Les quatre-vingt-quinze minutes de Vaincre ou mourir n’ont pas été produites pour divertir, mais pour diffuser largement des poncifs communs à toutes les extrêmes droites. Les néofascistes du Grece [Groupement de recherche et d’études pour la civilisation européenne] l’ont théorisé dès les années 1980, les Le Pen et Zemmour en rêvent à voix haute depuis vingt ans. Aujourd’hui, les de Villiers et Bolloré, propriétaire de Canal+, qui ont cofinancé le film, le réalisent. L’extrême droite semble devenue plus « gramsciste » que les héritiers légitimes du théoricien marxiste de l’hégémonie culturelle. Quatre historiennes et historiens démontrent encore dans un livre salutaire à quel point le Puy du Fou est un « Puy du faux ». Mais cette contre-révolution culturelle a le champ libre et elle en profite.

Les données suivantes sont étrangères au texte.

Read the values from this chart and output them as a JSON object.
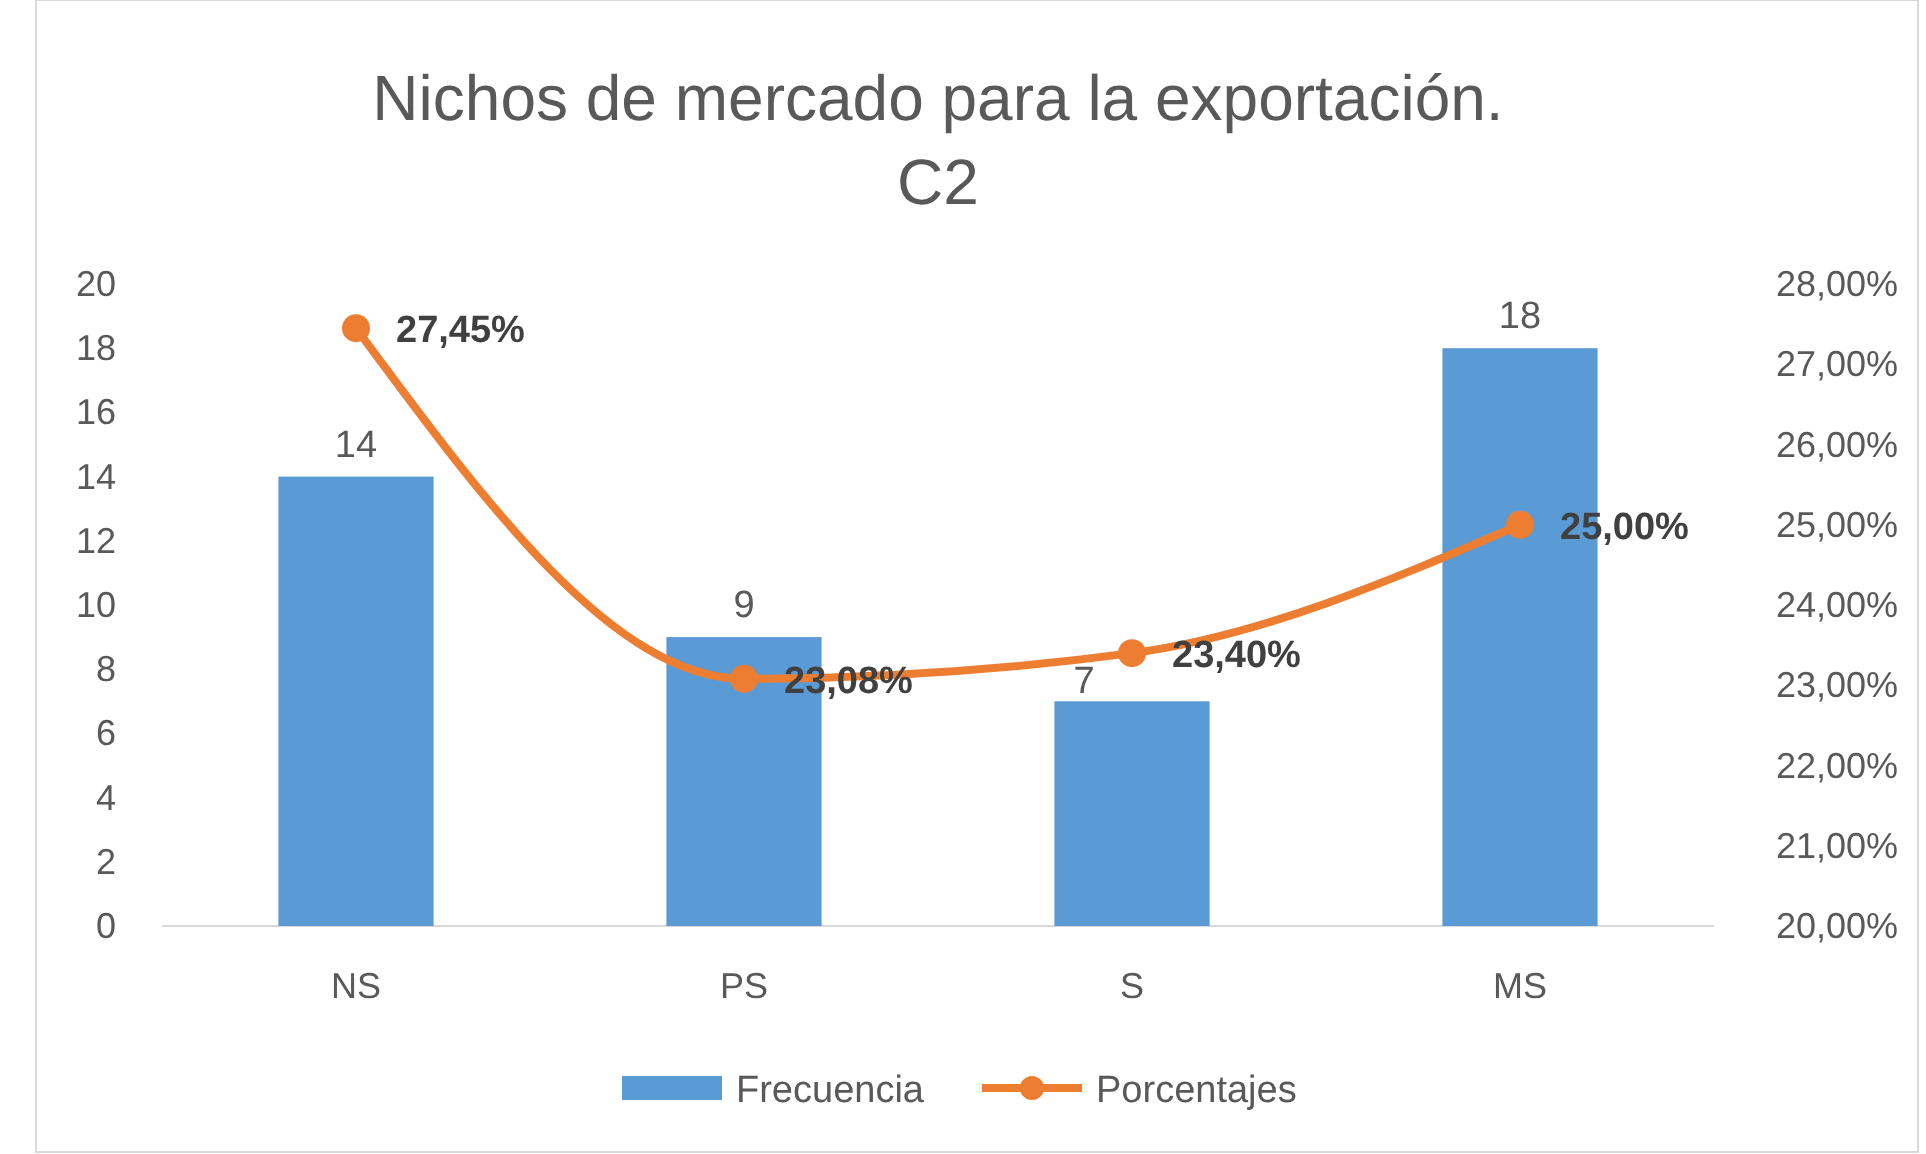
{
  "chart_data": {
    "type": "bar",
    "title": "Nichos de mercado para la exportación. C2",
    "categories": [
      "NS",
      "PS",
      "S",
      "MS"
    ],
    "series": [
      {
        "name": "Frecuencia",
        "color": "#5b9bd5",
        "values": [
          14,
          9,
          7,
          18
        ],
        "value_labels": [
          "14",
          "9",
          "7",
          "18"
        ]
      },
      {
        "name": "Porcentajes",
        "type": "line",
        "axis": "y2",
        "color": "#ed7d31",
        "values": [
          27.45,
          23.08,
          23.4,
          25.0
        ],
        "value_labels": [
          "27,45%",
          "23,08%",
          "23,40%",
          "25,00%"
        ],
        "marker": "circle"
      }
    ],
    "ylim": [
      0,
      20
    ],
    "yticks": [
      0,
      2,
      4,
      6,
      8,
      10,
      12,
      14,
      16,
      18,
      20
    ],
    "y2lim": [
      20,
      28
    ],
    "y2ticks": [
      {
        "value": 20,
        "label": "20,00%"
      },
      {
        "value": 21,
        "label": "21,00%"
      },
      {
        "value": 22,
        "label": "22,00%"
      },
      {
        "value": 23,
        "label": "23,00%"
      },
      {
        "value": 24,
        "label": "24,00%"
      },
      {
        "value": 25,
        "label": "25,00%"
      },
      {
        "value": 26,
        "label": "26,00%"
      },
      {
        "value": 27,
        "label": "27,00%"
      },
      {
        "value": 28,
        "label": "28,00%"
      }
    ],
    "grid": false,
    "legend": "bottom"
  }
}
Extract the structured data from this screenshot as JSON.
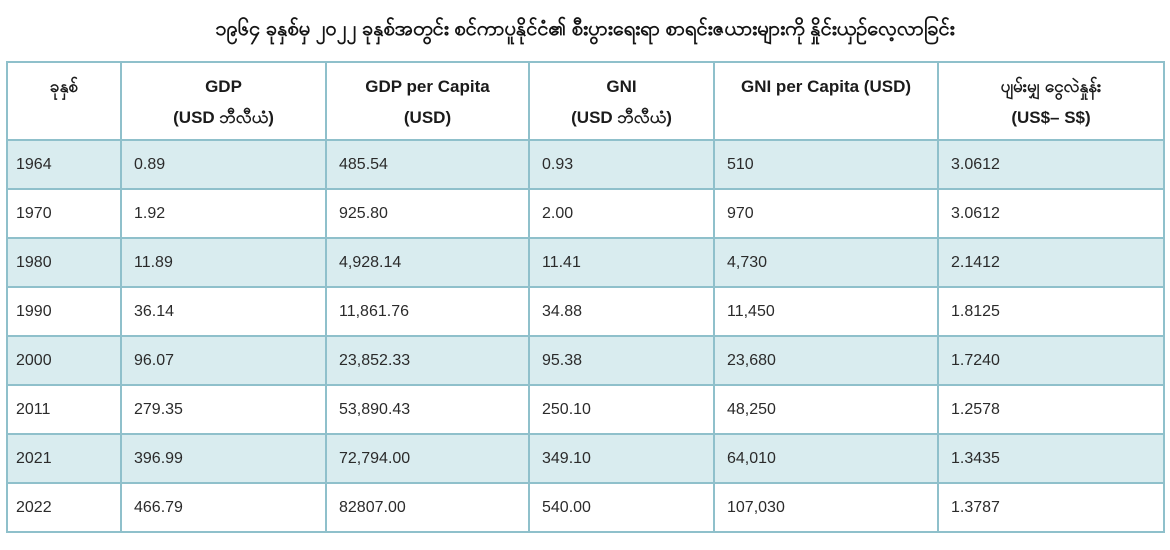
{
  "title": "၁၉၆၄ ခုနှစ်မှ ၂၀၂၂ ခုနှစ်အတွင်း စင်ကာပူနိုင်ငံ၏ စီးပွားရေးရာ စာရင်းဇယားများကို နှိုင်းယှဉ်လေ့လာခြင်း",
  "colors": {
    "border": "#8fc0cb",
    "row_shade": "#d9ecef",
    "cell_text": "#2b2b2b",
    "header_text": "#1b1b1b",
    "background": "#ffffff"
  },
  "table": {
    "columns": [
      {
        "line1": "ခုနှစ်",
        "line2": ""
      },
      {
        "line1": "GDP",
        "line2": "(USD ဘီလီယံ)"
      },
      {
        "line1": "GDP per Capita",
        "line2": "(USD)"
      },
      {
        "line1": "GNI",
        "line2": "(USD ဘီလီယံ)"
      },
      {
        "line1": "GNI per Capita (USD)",
        "line2": ""
      },
      {
        "line1": "ပျမ်းမျှ ငွေလဲနှုန်း",
        "line2": "(US$– S$)"
      }
    ],
    "rows": [
      [
        "1964",
        "0.89",
        "485.54",
        "0.93",
        "510",
        "3.0612"
      ],
      [
        "1970",
        "1.92",
        "925.80",
        "2.00",
        "970",
        "3.0612"
      ],
      [
        "1980",
        "11.89",
        "4,928.14",
        "11.41",
        "4,730",
        "2.1412"
      ],
      [
        "1990",
        "36.14",
        "11,861.76",
        "34.88",
        "11,450",
        "1.8125"
      ],
      [
        "2000",
        "96.07",
        "23,852.33",
        "95.38",
        "23,680",
        "1.7240"
      ],
      [
        "2011",
        "279.35",
        "53,890.43",
        "250.10",
        "48,250",
        "1.2578"
      ],
      [
        "2021",
        "396.99",
        "72,794.00",
        "349.10",
        "64,010",
        "1.3435"
      ],
      [
        "2022",
        "466.79",
        "82807.00",
        "540.00",
        "107,030",
        "1.3787"
      ]
    ]
  },
  "chart_data": {
    "type": "table",
    "title": "၁၉၆၄ ခုနှစ်မှ ၂၀၂၂ ခုနှစ်အတွင်း စင်ကာပူနိုင်ငံ၏ စီးပွားရေးရာ စာရင်းဇယားများကို နှိုင်းယှဉ်လေ့လာခြင်း",
    "columns": [
      "ခုနှစ်",
      "GDP (USD ဘီလီယံ)",
      "GDP per Capita (USD)",
      "GNI (USD ဘီလီယံ)",
      "GNI per Capita (USD)",
      "ပျမ်းမျှ ငွေလဲနှုန်း (US$– S$)"
    ],
    "rows": [
      [
        1964,
        0.89,
        485.54,
        0.93,
        510,
        3.0612
      ],
      [
        1970,
        1.92,
        925.8,
        2.0,
        970,
        3.0612
      ],
      [
        1980,
        11.89,
        4928.14,
        11.41,
        4730,
        2.1412
      ],
      [
        1990,
        36.14,
        11861.76,
        34.88,
        11450,
        1.8125
      ],
      [
        2000,
        96.07,
        23852.33,
        95.38,
        23680,
        1.724
      ],
      [
        2011,
        279.35,
        53890.43,
        250.1,
        48250,
        1.2578
      ],
      [
        2021,
        396.99,
        72794.0,
        349.1,
        64010,
        1.3435
      ],
      [
        2022,
        466.79,
        82807.0,
        540.0,
        107030,
        1.3787
      ]
    ]
  }
}
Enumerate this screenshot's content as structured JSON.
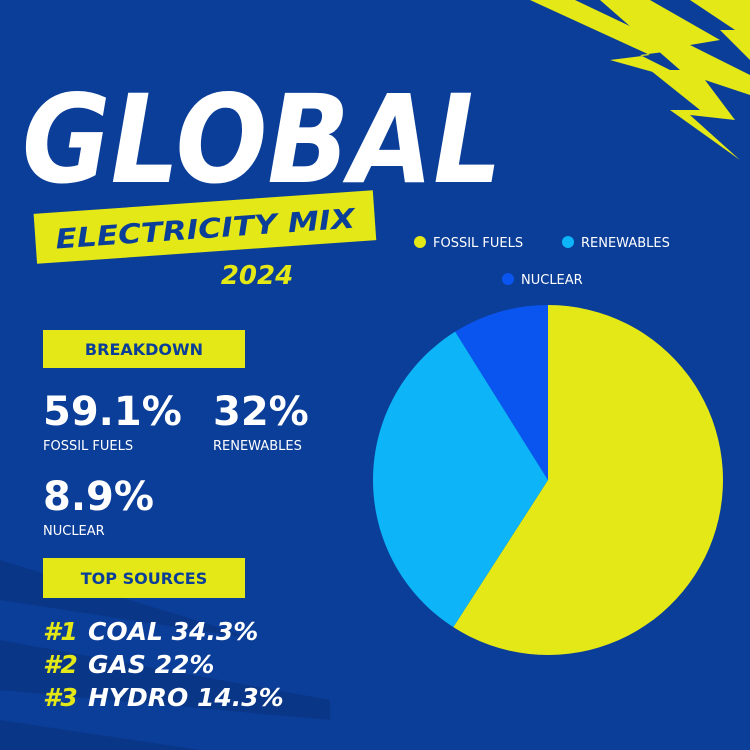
{
  "header": {
    "title": "GLOBAL",
    "subtitle": "ELECTRICITY MIX",
    "year": "2024"
  },
  "breakdown": {
    "title": "BREAKDOWN"
  },
  "chart_data": {
    "type": "pie",
    "categories": [
      "FOSSIL FUELS",
      "RENEWABLES",
      "NUCLEAR"
    ],
    "values": [
      59.1,
      32,
      8.9
    ],
    "value_labels": [
      "59.1%",
      "32%",
      "8.9%"
    ],
    "colors": [
      "#e3e816",
      "#0db4f7",
      "#0a55ef"
    ]
  },
  "top_sources": {
    "title": "TOP SOURCES",
    "items": [
      {
        "rank": "#1",
        "label": "COAL 34.3%"
      },
      {
        "rank": "#2",
        "label": "GAS 22%"
      },
      {
        "rank": "#3",
        "label": "HYDRO 14.3%"
      }
    ]
  }
}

Il est vrai que l’offensive réactionnaire bénéficie de complaisances au plus haut niveau de l’Etat. Nous n’oublions pas qu’Emmanuel Macron, avant même d’être élu, a regretté que l’exécution de Louis XVI soit la cause d’un « vide émotionnel » toujours irrémédiable deux cent trente ans plus tard. Nous n’oublions pas l’adoubement du même Emmanuel Macron par le vicomte du Puy du Fou, sur ses terres, en août 2016, et les arrangements dont l’entreprise de spectacles réactionnaires a bénéficié en août 2020, quand toute la culture était fermée par le confinement. Nous n’oublions pas qu’une fois élu président de la République le même a imaginé pouvoir rendre hommage au « grand soldat » qu’aurait été le maréchal Pétain, en dépit des crimes commis ou couverts par lui et le régime de Vichy.

Travestissement politique

Des intellectuels, gens de lettres, hommes et femmes de sciences nous alertent depuis les années Sarkozy sur ces projets de travestissement politique de l’histoire, et tout particulièrement celle de la Révolution française. Bien sûr, des historiens combattent sans relâche les faussaires de l’histoire. Des artistes nous donnent des créations fortes, qui proposent de réfléchir sur la Révolution plutôt que de la diaboliser.

Mais pour le formidable Ça ira (1). Fin de Louis, mis en scène par Joël Pommerat, le passionnant Un peuple et son roi, du réalisateur Pierre Schoeller, ou encore Révolution, superbe fresque en bande dessinée de Grouazel et Locard, combien de millions de visiteurs au Puy du Fou, de téléspectateurs devant Stéphane Bern flanqué de Lorant Deutsch (deux admirateurs assumés de la monarchie), d’auditeurs de Franck Ferrand et, bientôt, de visiteurs dans le pseudo-musée privé de la Cité de l’histoire, dont ce dernier prend la direction ?

Les historiens effectuent un travail remarquable pour porter à la connaissance du grand public les résultats de la recherche. La vulgarisation de la science historique n’a jamais été aussi bien faite. L’« histoire publique », comme on dit aujourd’hui, reçoit ses lettres de noblesse au sein même des universités. Mais qu’en parvient-il aux yeux et aux oreilles du grand public, de la masse des habitants et des citoyens de ce pays ? Si peu, et presque rien.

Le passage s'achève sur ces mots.